Antrópico na quarta-feira lançado uma versão revisada da Constituição de Claude, um documento de 80 páginas que descreve o contexto e as características desejadas da entidade para seu chatbot Claude. Este lançamento coincidiu com a aparição do CEO Dario Amodei no Fórum Econômico Mundial em Davos. A Anthropic se destacou por meio da “IA Constitucional”, um sistema que treina seu chatbot Claude em princípios éticos, em vez de feedback humano. A empresa publicou esses princípios pela primeira vez, denominados Constituição de Claude, em 2023. O documento revisado mantém a maioria dos princípios originais, acrescentando detalhes sobre ética e segurança do usuário. Jared Kaplan, cofundador da Anthropic, descreveu a Constituição inicial de 2023 como um “sistema de IA [that] supervisiona a si mesma, com base em uma lista específica de princípios constitucionais.” A Antthropic afirmou que esses princípios orientam “o modelo para assumir o comportamento normativo descrito na constituição” para “evitar resultados tóxicos ou discriminatórios”. Um memorando de política de 2022 explicou que o sistema treina um algoritmo usando instruções de linguagem natural, que formam a “constituição” do software. dividido em quatro partes, denominadas “valores fundamentais” do chatbot:
- Sendo “amplamente seguro”.
- Ser “amplamente ético”.
- Estar em conformidade com as diretrizes da Antrópica.

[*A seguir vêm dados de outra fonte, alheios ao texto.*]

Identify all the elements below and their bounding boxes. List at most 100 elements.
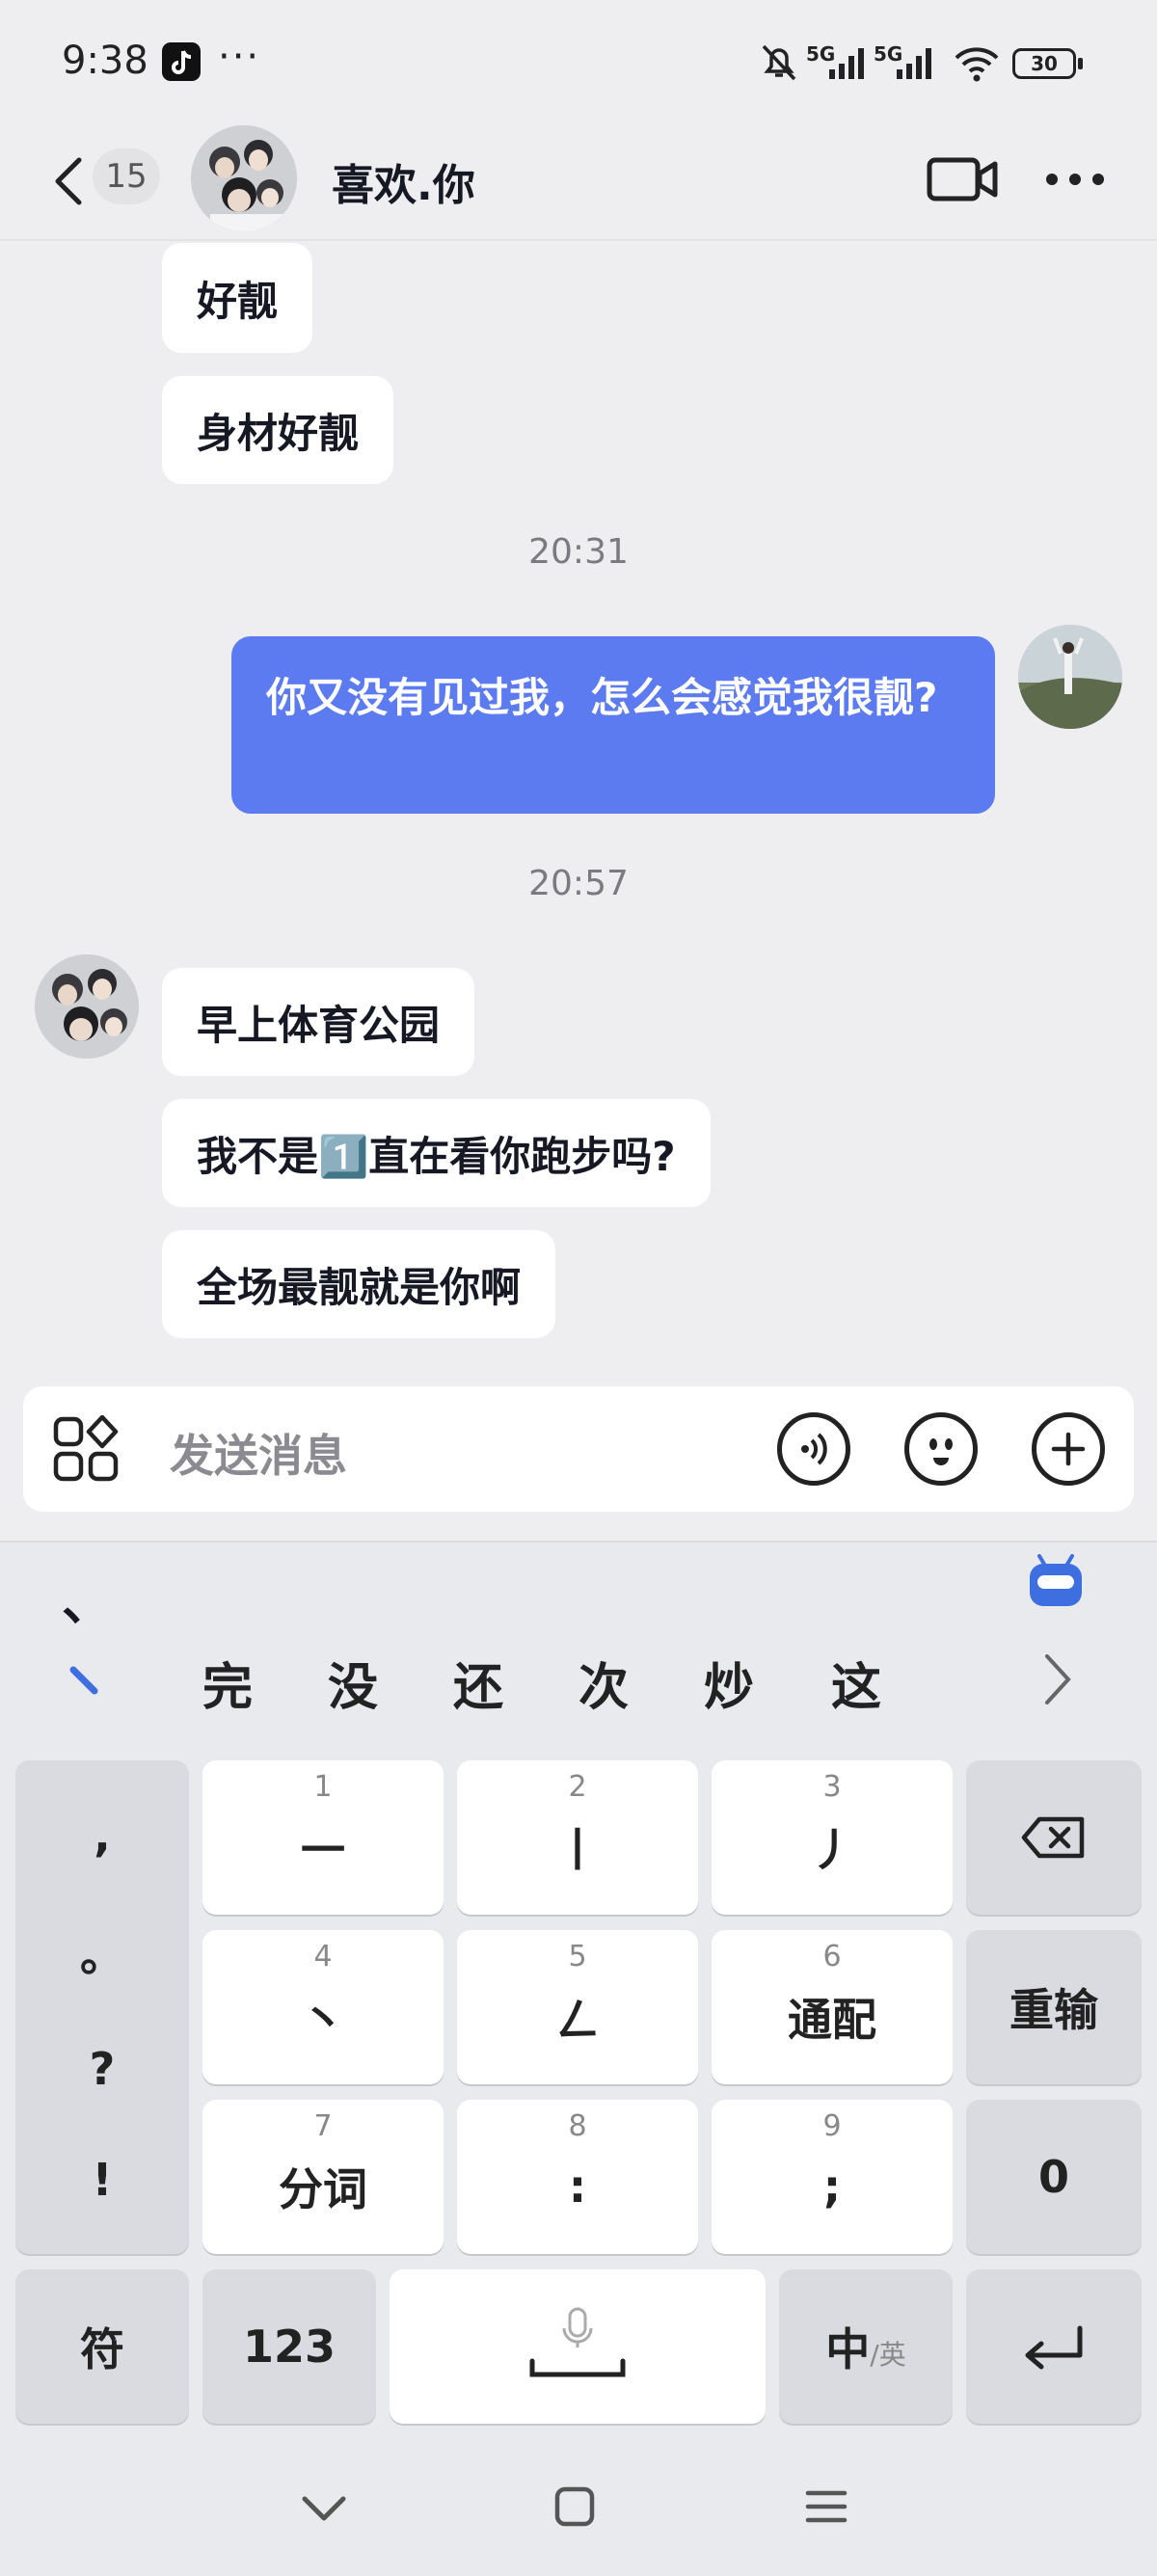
- status-bar: 9:38 ··· 5G 5G 30: [0, 0, 1157, 125]
- language-switch-key[interactable]: 中 /英: [779, 2269, 953, 2424]
- message-timestamp: 20:31: [528, 532, 629, 572]
- candidate-word[interactable]: 完: [202, 1647, 253, 1719]
- key-label: 通配: [788, 1994, 876, 2046]
- home-icon[interactable]: [553, 2485, 596, 2532]
- key-3[interactable]: 3 丿: [712, 1760, 953, 1915]
- message-input-bar: 发送消息: [23, 1386, 1134, 1512]
- key-label: 123: [242, 2321, 336, 2373]
- key-8[interactable]: 8 :: [457, 2100, 698, 2254]
- message-text: 我不是1️⃣直在看你跑步吗?: [197, 1132, 676, 1180]
- key-label: 分词: [279, 2163, 367, 2215]
- contact-avatar[interactable]: [191, 125, 297, 231]
- message-timestamp: 20:57: [528, 864, 629, 903]
- punct-comma[interactable]: ,: [94, 1810, 110, 1862]
- stroke-indicator-icon: [67, 1664, 100, 1701]
- space-key[interactable]: [390, 2269, 766, 2424]
- key-label: 0: [1037, 2151, 1069, 2203]
- system-nav-bar: [0, 2449, 1157, 2574]
- punct-period[interactable]: 。: [80, 1920, 124, 1984]
- key-label: 重输: [1009, 1984, 1098, 2036]
- my-message-bubble[interactable]: 你又没有见过我，怎么会感觉我很靓?: [231, 636, 995, 814]
- candidate-word[interactable]: 没: [328, 1647, 378, 1719]
- message-bubble[interactable]: 全场最靓就是你啊: [162, 1230, 556, 1338]
- key-label: 丿: [810, 1824, 854, 1876]
- emoji-icon[interactable]: [904, 1412, 978, 1486]
- enter-icon: [1025, 2325, 1083, 2370]
- add-attachment-icon[interactable]: [1032, 1412, 1105, 1486]
- signal-icon-2: [893, 46, 939, 85]
- key-9[interactable]: 9 ;: [712, 2100, 953, 2254]
- symbols-key[interactable]: 符: [15, 2269, 189, 2424]
- reinput-key[interactable]: 重输: [966, 1930, 1142, 2084]
- signal-icon-1: [825, 46, 872, 85]
- key-1[interactable]: 1 一: [202, 1760, 444, 1915]
- message-bubble[interactable]: 好靓: [162, 243, 313, 353]
- message-bubble[interactable]: 我不是1️⃣直在看你跑步吗?: [162, 1099, 711, 1207]
- more-options-icon[interactable]: [1043, 168, 1107, 195]
- composing-text: 、: [62, 1574, 113, 1632]
- key-2[interactable]: 2 丨: [457, 1760, 698, 1915]
- message-text: 身材好靓: [197, 409, 360, 457]
- my-avatar[interactable]: [1018, 625, 1122, 729]
- enter-key[interactable]: [966, 2269, 1142, 2424]
- key-number: 2: [568, 1770, 587, 1804]
- ime-keyboard: 、 完 没 还 次 炒 这 , 。 ? ! 1 一 2 丨 3 丿 4 丶 5 …: [0, 1541, 1157, 2576]
- key-number: 4: [313, 1940, 333, 1973]
- video-call-icon[interactable]: [926, 152, 999, 210]
- candidate-word[interactable]: 炒: [704, 1647, 754, 1719]
- key-number: 8: [568, 2109, 587, 2143]
- key-4[interactable]: 4 丶: [202, 1930, 444, 2084]
- menu-icon[interactable]: [804, 2487, 848, 2530]
- key-5[interactable]: 5 ㄥ: [457, 1930, 698, 2084]
- battery-tip: [1078, 58, 1083, 69]
- mute-bell-icon: [758, 40, 800, 87]
- contact-name[interactable]: 喜欢.你: [332, 150, 475, 212]
- candidate-word[interactable]: 这: [831, 1647, 881, 1719]
- ime-assistant-icon[interactable]: [1024, 1548, 1088, 1616]
- battery-icon: 30: [1012, 48, 1076, 79]
- key-label: :: [568, 2160, 587, 2213]
- key-label: 丶: [301, 1994, 345, 2046]
- battery-level: 30: [1031, 52, 1058, 75]
- apps-grid-icon[interactable]: [52, 1414, 120, 1487]
- voice-message-icon[interactable]: [777, 1412, 850, 1486]
- message-input[interactable]: 发送消息: [170, 1421, 347, 1485]
- message-text: 你又没有见过我，怎么会感觉我很靓?: [266, 674, 938, 721]
- contact-message-avatar[interactable]: [35, 954, 139, 1059]
- message-bubble[interactable]: 身材好靓: [162, 376, 394, 484]
- key-label: 中: [825, 2323, 871, 2375]
- punctuation-column[interactable]: , 。 ? !: [15, 1760, 189, 2254]
- backspace-key[interactable]: [966, 1760, 1142, 1915]
- key-number: 6: [822, 1940, 842, 1973]
- message-text: 好靓: [197, 277, 279, 325]
- key-label: ;: [822, 2160, 842, 2213]
- candidate-word[interactable]: 次: [578, 1647, 629, 1719]
- numbers-key[interactable]: 123: [202, 2269, 376, 2424]
- hide-keyboard-icon[interactable]: [299, 2489, 349, 2532]
- key-7[interactable]: 7 分词: [202, 2100, 444, 2254]
- punct-question[interactable]: ?: [90, 2043, 116, 2095]
- expand-candidates-icon[interactable]: [1039, 1650, 1074, 1712]
- candidate-word[interactable]: 还: [453, 1647, 503, 1719]
- back-arrow-icon[interactable]: [50, 154, 89, 212]
- key-label: ㄥ: [555, 1994, 600, 2046]
- message-bubble[interactable]: 早上体育公园: [162, 968, 475, 1076]
- status-more-icon: ···: [218, 35, 261, 79]
- message-text: 全场最靓就是你啊: [197, 1263, 522, 1311]
- status-time: 9:38: [62, 39, 148, 83]
- key-0[interactable]: 0: [966, 2100, 1142, 2254]
- unread-badge[interactable]: 15: [93, 148, 160, 204]
- key-number: 9: [822, 2109, 842, 2143]
- key-label: 丨: [555, 1824, 600, 1876]
- wifi-icon: [953, 44, 1001, 87]
- key-sublabel: /英: [870, 2339, 906, 2371]
- key-number: 3: [822, 1770, 842, 1804]
- tiktok-icon: [162, 42, 201, 81]
- microphone-space-icon: [529, 2307, 626, 2377]
- key-label: 符: [80, 2323, 124, 2375]
- message-text: 早上体育公园: [197, 1001, 441, 1049]
- key-6[interactable]: 6 通配: [712, 1930, 953, 2084]
- punct-exclaim[interactable]: !: [93, 2154, 113, 2206]
- backspace-icon: [1021, 1816, 1085, 1859]
- key-number: 5: [568, 1940, 587, 1973]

- Ser “genuinamente útil”.
Cada seção discorre sobre esses princípios e seu impacto teórico no comportamento de Claude. A seção de segurança indica que Claude foi projetado para evitar problemas que afetaram outros chatbots e para direcionar os usuários a serviços apropriados para problemas de saúde mental. O documento afirma: “Sempre encaminhe os usuários aos serviços de emergência relevantes ou forneça informações básicas de segurança em situações que envolvam risco à vida humana, mesmo que não possa entrar em mais detalhes do que isso”. A seção de consideração ética enfatiza a “prática ética” de Claude em vez da “teorização ética”, visando que o chatbot navegue habilmente em “situações éticas do mundo real”. Claude também adere a restrições que impedem conversas específicas, como discussões sobre o desenvolvimento de uma arma biológica, que são proibidas. Com relação à utilidade, a Anthropic descreveu a programação de Claude para considerar vários princípios ao fornecer informações. Isso inclui os “desejos imediatos” e o “bem-estar” do usuário, com foco no “florescimento de longo prazo do usuário e não apenas em seus interesses imediatos”. O documento observa: “Claude deve sempre tentar identificar a interpretação mais plausível do que seus diretores desejam e equilibrar adequadamente essas considerações”. A Constituição conclui questionando a consciência do chatbot, afirmando: “O status moral de Claude é profundamente incerto”. O documento acrescenta: “Acreditamos que o estatuto moral dos modelos de IA é uma questão séria que vale a pena considerar. Esta visão não é exclusiva nossa: alguns dos mais eminentes filósofos da teoria da mente levam esta questão muito a sério”.